By Ralph Hexter
(Editor’s note, this was a letter to the community dated Friday, April 8 from Provost & Executive Vice Chancellor Ralph Hexter) –
In response to numerous questions and comments submitted to the Office of the Chancellor and the Office of the Provost, I write to provide the community with an update of the situation in Mrak Hall, and also to clarify the concerns of university administration and impacted staff with respect to the manner in which this protest is being carried out.
At the outset, let me make it clear that the issue is not and has never been about protest. The university has a Freedom of Expression policy that is very clear on the right to protest. The most recent version of the policy is the product of a great deal of collaborative work, involving representatives of the Academic Senate and the ASUCD. Not insignificantly, it was reviewed favorably by the ACLU. I urge all who are interested to consult the policy at http://manuals.ucdavis.edu/ppm/400/400-01.pdf
Let me now move on to respond to some of the questions and comments we’ve received, and to clarify the administration and staff concerns I mentioned above.
At any one time, a small number of protesters continues to occupy the reception area and a hallway on the 5th floor of Mrak Hall. While Chancellor Katehi, Vice Provost – Academic Affairs Maureen Stanton, and I, along with our colleagues, operate more or less normally in our offices and receive visitors, with minimal inconvenience, access to the Office of Research is effectively blocked, so Vice Chancellor – Research Harris Lewin and his immediate staff must work from a remote location.

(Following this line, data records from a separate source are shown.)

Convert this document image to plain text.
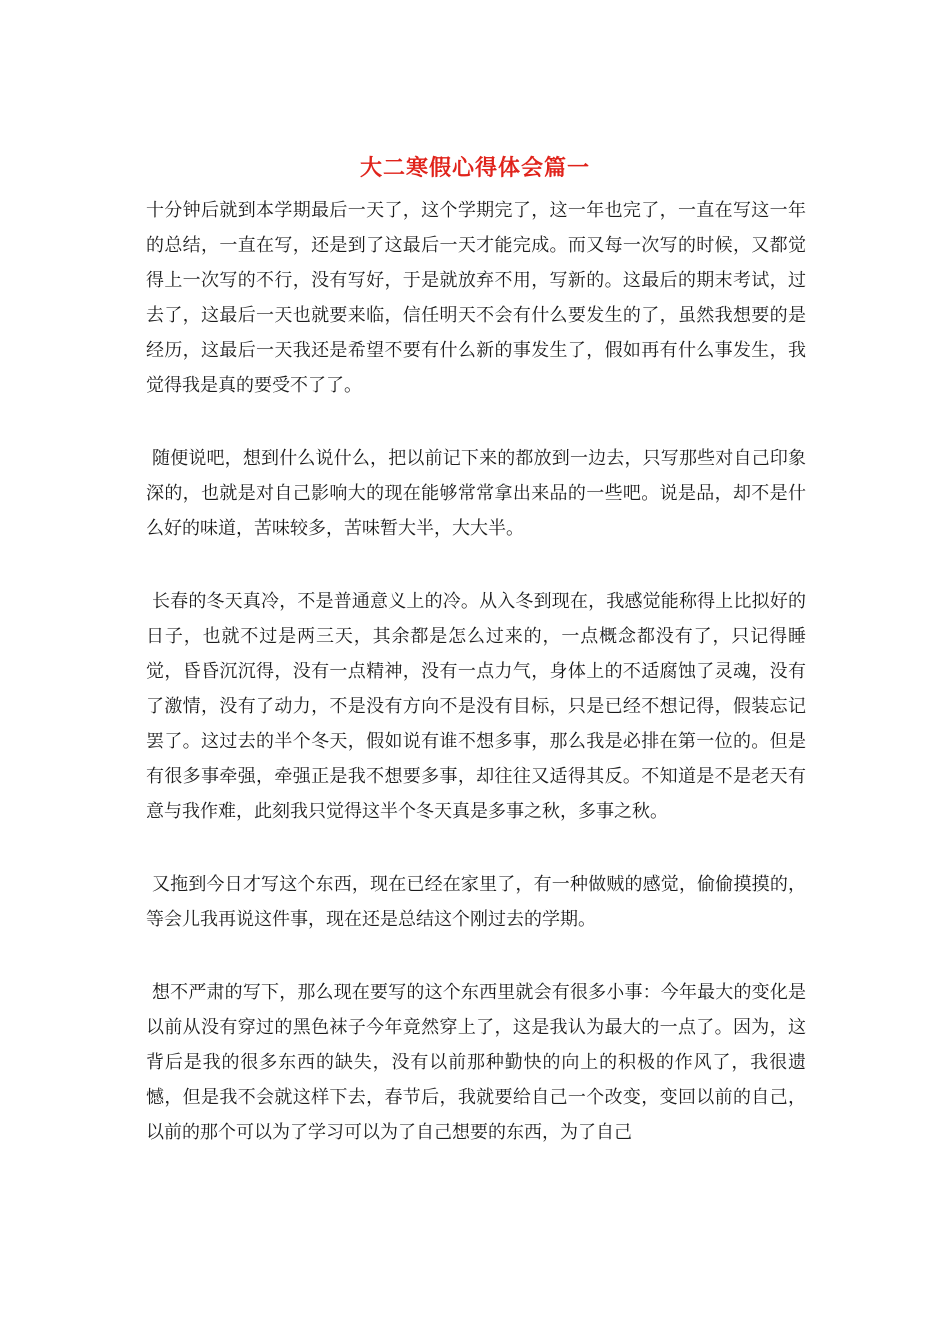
大二寒假心得体会篇一

十分钟后就到本学期最后一天了，这个学期完了，这一年也完了，一直在写这一年的总结，一直在写，还是到了这最后一天才能完成。而又每一次写的时候，又都觉得上一次写的不行，没有写好，于是就放弃不用，写新的。这最后的期末考试，过去了，这最后一天也就要来临，信任明天不会有什么要发生的了，虽然我想要的是经历，这最后一天我还是希望不要有什么新的事发生了，假如再有什么事发生，我觉得我是真的要受不了了。

随便说吧，想到什么说什么，把以前记下来的都放到一边去，只写那些对自己印象深的，也就是对自己影响大的现在能够常常拿出来品的一些吧。说是品，却不是什么好的味道，苦味较多，苦味暂大半，大大半。

长春的冬天真冷，不是普通意义上的冷。从入冬到现在，我感觉能称得上比拟好的日子，也就不过是两三天，其余都是怎么过来的，一点概念都没有了，只记得睡觉，昏昏沉沉得，没有一点精神，没有一点力气，身体上的不适腐蚀了灵魂，没有了激情，没有了动力，不是没有方向不是没有目标，只是已经不想记得，假装忘记罢了。这过去的半个冬天，假如说有谁不想多事，那么我是必排在第一位的。但是有很多事牵强，牵强正是我不想要多事，却往往又适得其反。不知道是不是老天有意与我作难，此刻我只觉得这半个冬天真是多事之秋，多事之秋。

又拖到今日才写这个东西，现在已经在家里了，有一种做贼的感觉，偷偷摸摸的，等会儿我再说这件事，现在还是总结这个刚过去的学期。

想不严肃的写下，那么现在要写的这个东西里就会有很多小事：今年最大的变化是以前从没有穿过的黑色袜子今年竟然穿上了，这是我认为最大的一点了。因为，这背后是我的很多东西的缺失，没有以前那种勤快的向上的积极的作风了，我很遗憾，但是我不会就这样下去，春节后，我就要给自己一个改变，变回以前的自己，以前的那个可以为了学习可以为了自己想要的东西，为了自己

The fact that the protestors refuse to vacate Mrak Hall during non-business hours presents a number of further challenges. Because Mrak Hall is not a residence hall, it has been necessary to assign additional staff to monitor the building throughout nights and over the weekend in order to ensure safety. The protesters’ remaining in Mrak Hall when it is closed is but one of the violations of campus regulations about which the occupiers have been repeatedly informed but which they continue to ignore.
A significant number of correspondents have challenged our restrained response to a significant ongoing disruption and violations of campus regulations and policies. To them and to all let me say
that we do not condone and have never condoned such disruptions or violations. We have, quite deliberately, so far elected not to initiate disciplinary proceedings in the hope that the students will yet choose to enter into dialogue with the chancellor, an option she has repeatedly offered.

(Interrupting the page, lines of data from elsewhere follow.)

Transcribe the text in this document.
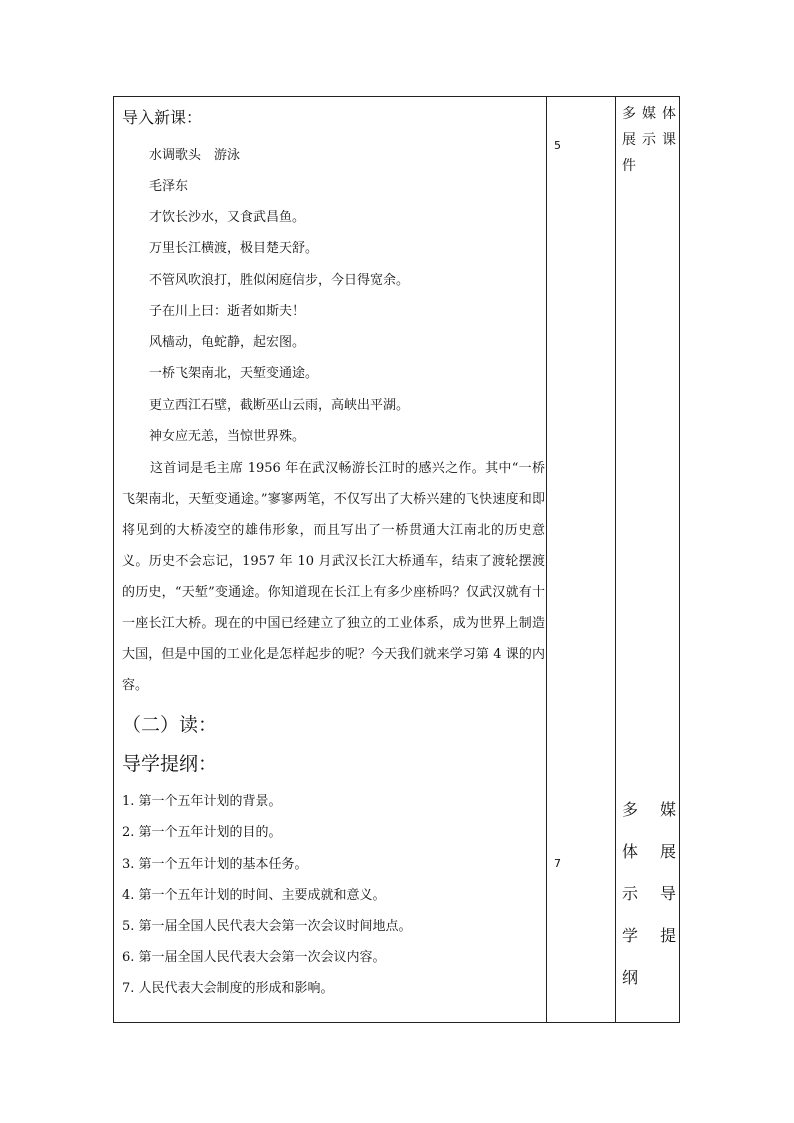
导入新课：
水调歌头　游泳
毛泽东
才饮长沙水，又食武昌鱼。
万里长江横渡，极目楚天舒。
不管风吹浪打，胜似闲庭信步，今日得宽余。
子在川上曰：逝者如斯夫！
风樯动，龟蛇静，起宏图。
一桥飞架南北，天堑变通途。
更立西江石壁，截断巫山云雨，高峡出平湖。
神女应无恙，当惊世界殊。
这首词是毛主席 1956 年在武汉畅游长江时的感兴之作。其中“一桥飞架南北，天堑变通途。”寥寥两笔，不仅写出了大桥兴建的飞快速度和即将见到的大桥凌空的雄伟形象，而且写出了一桥贯通大江南北的历史意义。历史不会忘记，1957 年 10 月武汉长江大桥通车，结束了渡轮摆渡的历史，“天堑”变通途。你知道现在长江上有多少座桥吗？仅武汉就有十一座长江大桥。现在的中国已经建立了独立的工业体系，成为世界上制造大国，但是中国的工业化是怎样起步的呢？今天我们就来学习第 4 课的内容。
（二）读：
导学提纲：
1. 第一个五年计划的背景。
2. 第一个五年计划的目的。
3. 第一个五年计划的基本任务。
4. 第一个五年计划的时间、主要成就和意义。
5. 第一届全国人民代表大会第一次会议时间地点。
6. 第一届全国人民代表大会第一次会议内容。
7. 人民代表大会制度的形成和影响。
5
7
多媒体
展示课
件
多媒
体展
示导
学提
纲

Let me address next the disruption and unease that the occupation is causing our staff, for this is a matter of grave concern. Staff are not merely inconvenienced. Many no longer feel comfortable using the restrooms in Mrak Hall. Many complain about the odors emanating from the protesters’ food and the garbage they leave behind, which is also an additional burden on the custodial staff. For their patience and forbearance, we thank them; it is a great deal to ask of them.

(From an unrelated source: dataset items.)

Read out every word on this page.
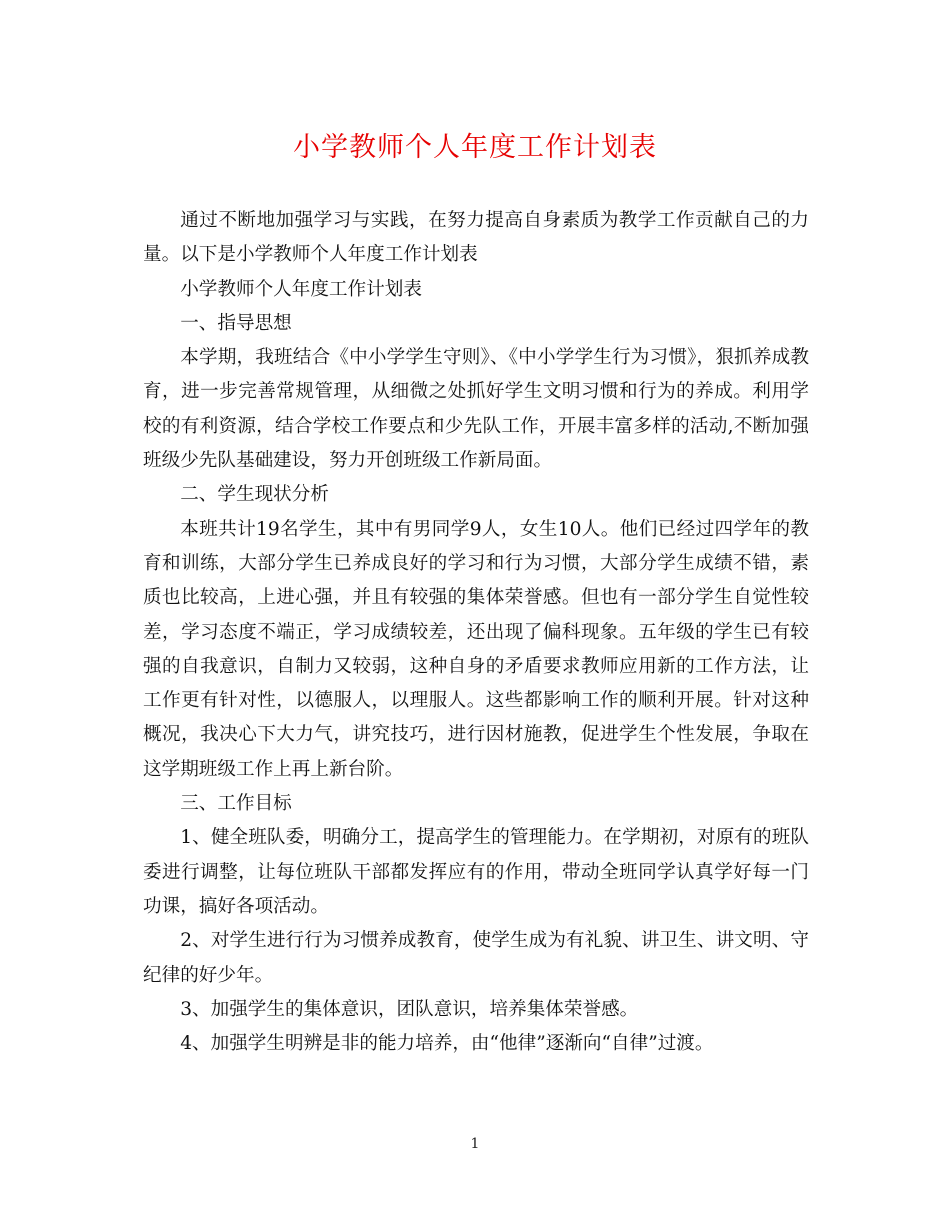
小学教师个人年度工作计划表

通过不断地加强学习与实践，在努力提高自身素质为教学工作贡献自己的力量。以下是小学教师个人年度工作计划表

小学教师个人年度工作计划表

一、指导思想

本学期，我班结合《中小学学生守则》、《中小学学生行为习惯》，狠抓养成教育，进一步完善常规管理，从细微之处抓好学生文明习惯和行为的养成。利用学校的有利资源，结合学校工作要点和少先队工作，开展丰富多样的活动,不断加强班级少先队基础建设，努力开创班级工作新局面。

二、学生现状分析

本班共计19名学生，其中有男同学9人，女生10人。他们已经过四学年的教育和训练，大部分学生已养成良好的学习和行为习惯，大部分学生成绩不错，素质也比较高，上进心强，并且有较强的集体荣誉感。但也有一部分学生自觉性较差，学习态度不端正，学习成绩较差，还出现了偏科现象。五年级的学生已有较强的自我意识，自制力又较弱，这种自身的矛盾要求教师应用新的工作方法，让工作更有针对性，以德服人，以理服人。这些都影响工作的顺利开展。针对这种概况，我决心下大力气，讲究技巧，进行因材施教，促进学生个性发展，争取在这学期班级工作上再上新台阶。

三、工作目标

1、健全班队委，明确分工，提高学生的管理能力。在学期初，对原有的班队委进行调整，让每位班队干部都发挥应有的作用，带动全班同学认真学好每一门功课，搞好各项活动。

2、对学生进行行为习惯养成教育，使学生成为有礼貌、讲卫生、讲文明、守纪律的好少年。

3、加强学生的集体意识，团队意识，培养集体荣誉感。

4、加强学生明辨是非的能力培养，由“他律”逐渐向“自律”过渡。

1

Some protesters, however, have even gone so far as to confront individual staff members, posting videos of these interactions on their social media channels. As if being held up for public ridicule were not enough, some staff have experienced outright intimidation. At least one staff member has filed a grievance. Others perhaps have refrained out of fear of further intimidation.
In addition, there have been acts of intimidation directed at faculty members for their personal views and associations.
As I close, let me affirm once again that UC Davis honors the right to protest and to engage in vigorous debate, including criticism of the administration. It is lamentable, however, that the manner in which a number of the Mrak occupiers have chosen to conduct their protest falls, in many respects, outside of official campus regulations and policies, and certainly far short of the aspirations embodied in our Principles of Community.
It is especially lamentable that the conduct of some has extended to intimidation, which has no place on our campus. Those who engage in it abuse the freedoms we all enjoy at our great university.